The celebration had been in the planning stages for nearly a year and a half.

Last spring, Missions assistant general manager Bill Gerlt took on the project, trying to organize a day to honor the Negro Leagues’ centennial (1920-2020) in a meaningful way for South Texas.

Originally, he wanted to hold the event on June 20, 2020, but the minor league season was canceled because of the pandemic. Still, Gerlt persisted, arranging for the jerseys to be made with a San Antonio Black Aces logo on the front and a Negro Leagues centennial logo on one sleeve.

The logo, incidentally, is an image of Biz Mackey.

Gerlt also invited several former ball players, including Cliff Johnson, formerly of the Houston Astros, and members of the South Texas Negro Leagues ex-players association.

Missions’ shortstop CJ Abrams (left) and second baseman Eguy Rosario confer during Saturday night’s game against the Northwest Arkansas Naturals. The Missions rallied with three runs in the seventh for a 6-5 victory. – Photo by Joe Alexander

Jerseys were to be auctioned off with proceeds going to the Texas Kidney Foundation.

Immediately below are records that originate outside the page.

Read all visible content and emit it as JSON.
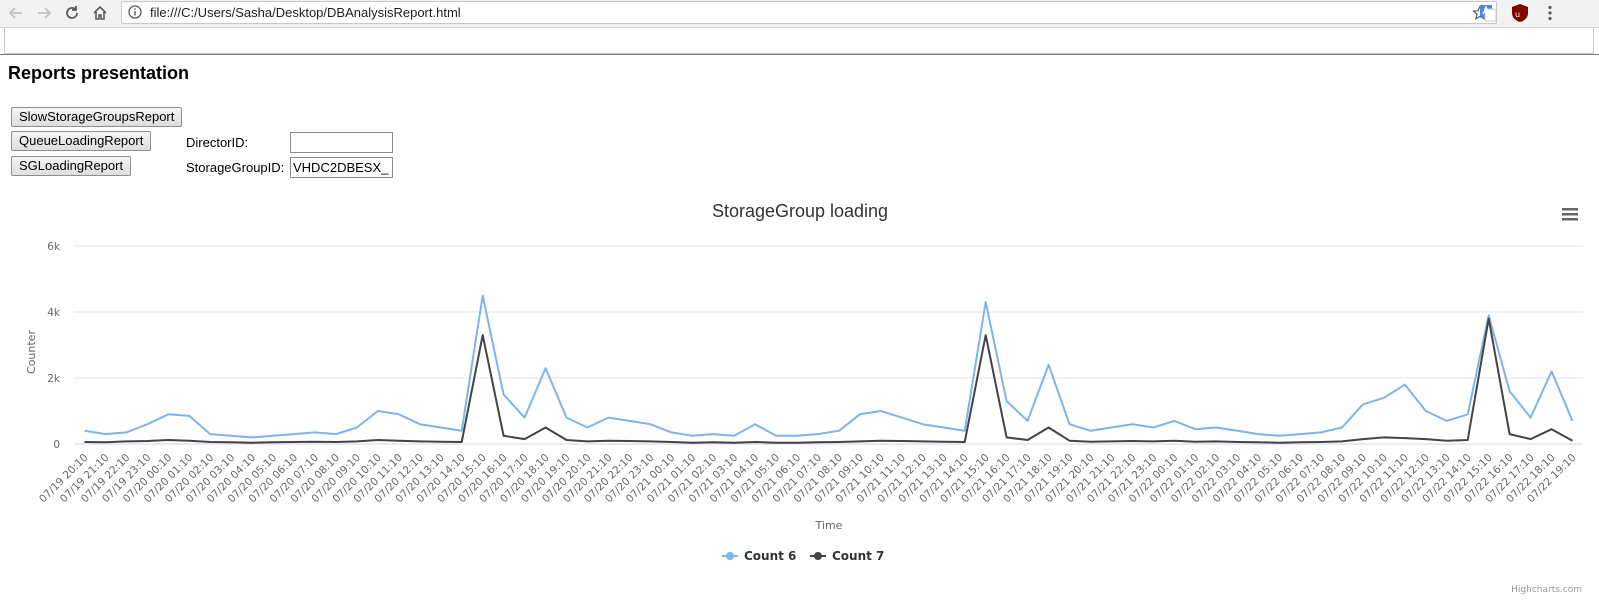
{
  "browser": {
    "url": "file:///C:/Users/Sasha/Desktop/DBAnalysisReport.html"
  },
  "page": {
    "title": "Reports presentation",
    "buttons": {
      "slow_storage": "SlowStorageGroupsReport",
      "queue_loading": "QueueLoadingReport",
      "sg_loading": "SGLoadingReport"
    },
    "fields": {
      "director_label": "DirectorID:",
      "director_value": "",
      "storage_label": "StorageGroupID:",
      "storage_value": "VHDC2DBESX_"
    }
  },
  "chart_data": {
    "type": "line",
    "title": "StorageGroup loading",
    "xlabel": "Time",
    "ylabel": "Counter",
    "ylim": [
      0,
      6000
    ],
    "yticks": [
      "0",
      "2k",
      "4k",
      "6k"
    ],
    "grid": true,
    "legend_position": "bottom-center",
    "credits": "Highcharts.com",
    "categories": [
      "07/19 20:10",
      "07/19 21:10",
      "07/19 22:10",
      "07/19 23:10",
      "07/20 00:10",
      "07/20 01:10",
      "07/20 02:10",
      "07/20 03:10",
      "07/20 04:10",
      "07/20 05:10",
      "07/20 06:10",
      "07/20 07:10",
      "07/20 08:10",
      "07/20 09:10",
      "07/20 10:10",
      "07/20 11:10",
      "07/20 12:10",
      "07/20 13:10",
      "07/20 14:10",
      "07/20 15:10",
      "07/20 16:10",
      "07/20 17:10",
      "07/20 18:10",
      "07/20 19:10",
      "07/20 20:10",
      "07/20 21:10",
      "07/20 22:10",
      "07/20 23:10",
      "07/21 00:10",
      "07/21 01:10",
      "07/21 02:10",
      "07/21 03:10",
      "07/21 04:10",
      "07/21 05:10",
      "07/21 06:10",
      "07/21 07:10",
      "07/21 08:10",
      "07/21 09:10",
      "07/21 10:10",
      "07/21 11:10",
      "07/21 12:10",
      "07/21 13:10",
      "07/21 14:10",
      "07/21 15:10",
      "07/21 16:10",
      "07/21 17:10",
      "07/21 18:10",
      "07/21 19:10",
      "07/21 20:10",
      "07/21 21:10",
      "07/21 22:10",
      "07/21 23:10",
      "07/22 00:10",
      "07/22 01:10",
      "07/22 02:10",
      "07/22 03:10",
      "07/22 04:10",
      "07/22 05:10",
      "07/22 06:10",
      "07/22 07:10",
      "07/22 08:10",
      "07/22 09:10",
      "07/22 10:10",
      "07/22 11:10",
      "07/22 12:10",
      "07/22 13:10",
      "07/22 14:10",
      "07/22 15:10",
      "07/22 16:10",
      "07/22 17:10",
      "07/22 18:10",
      "07/22 19:10"
    ],
    "series": [
      {
        "name": "Count 6",
        "color": "#7cb5ec",
        "values": [
          400,
          300,
          350,
          600,
          900,
          850,
          300,
          250,
          200,
          250,
          300,
          350,
          300,
          500,
          1000,
          900,
          600,
          500,
          400,
          4500,
          1500,
          800,
          2300,
          800,
          500,
          800,
          700,
          600,
          350,
          250,
          300,
          250,
          600,
          250,
          250,
          300,
          400,
          900,
          1000,
          800,
          600,
          500,
          400,
          4300,
          1300,
          700,
          2400,
          600,
          400,
          500,
          600,
          500,
          700,
          450,
          500,
          400,
          300,
          250,
          300,
          350,
          500,
          1200,
          1400,
          1800,
          1000,
          700,
          900,
          3900,
          1600,
          800,
          2200,
          700
        ]
      },
      {
        "name": "Count 7",
        "color": "#434348",
        "values": [
          60,
          50,
          80,
          90,
          120,
          100,
          60,
          50,
          40,
          50,
          60,
          70,
          60,
          80,
          120,
          100,
          80,
          70,
          60,
          3300,
          250,
          150,
          500,
          120,
          80,
          100,
          90,
          80,
          60,
          40,
          50,
          40,
          60,
          40,
          40,
          50,
          60,
          80,
          100,
          90,
          80,
          70,
          60,
          3300,
          200,
          120,
          500,
          100,
          70,
          80,
          90,
          80,
          100,
          70,
          80,
          60,
          50,
          40,
          50,
          60,
          80,
          150,
          200,
          180,
          150,
          100,
          120,
          3800,
          300,
          150,
          450,
          100
        ]
      }
    ]
  }
}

“We were going to do this last year to celebrate the 100th anniversary but had to cancel it because of the Covid thing,” Gerlt said. “But, anyway, the timing worked out with Juneteenth becoming a national holiday. So, we’ve had a year and half of planning for this one event.”

Bob Kendrick, president of the Negro Leagues Baseball Museum in Kansas City, Mo., said in an interview last year that Mackey’s likeness was chosen for the centennial logo because of his reputation as a dignified leader in the game.

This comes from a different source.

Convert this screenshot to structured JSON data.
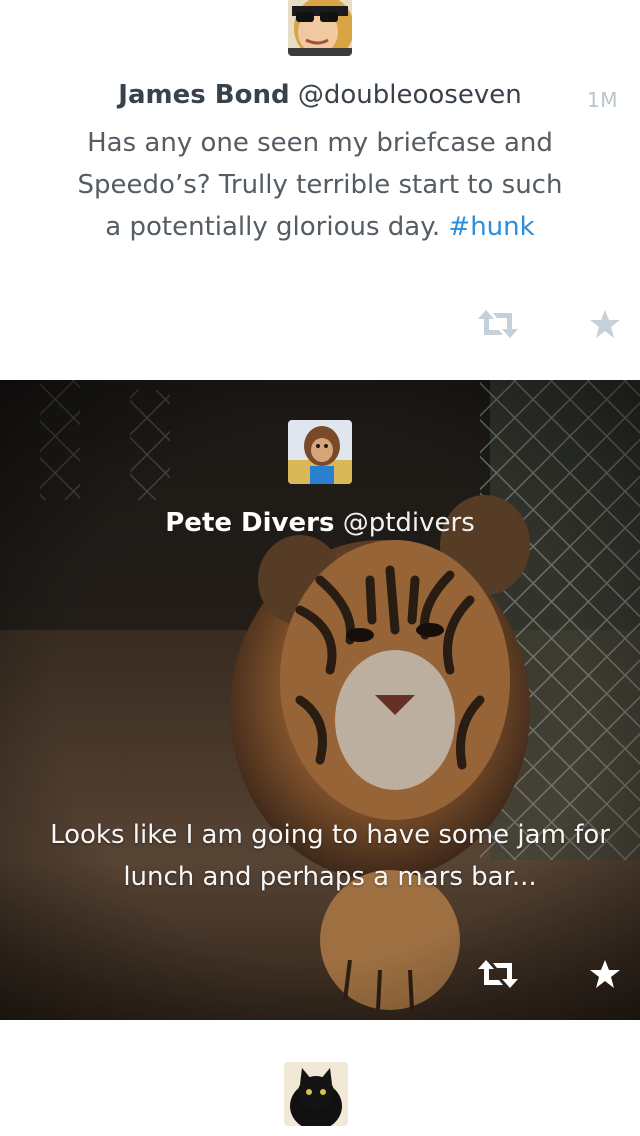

“Biz is a very important player in regard to Negro League history,” Kendrick said. “He’s arguably the greatest defensive catcher of all time. If … Roy Campanella (were) still alive, he’d tell you that Biz Mackey is the greatest defensive catcher that he had ever seen.

“And, again, as we were trying to convey what we wanted this centennial to reflect, and how important the Negro Leagues were, I think the entire dignified persona (was) something that we wanted.”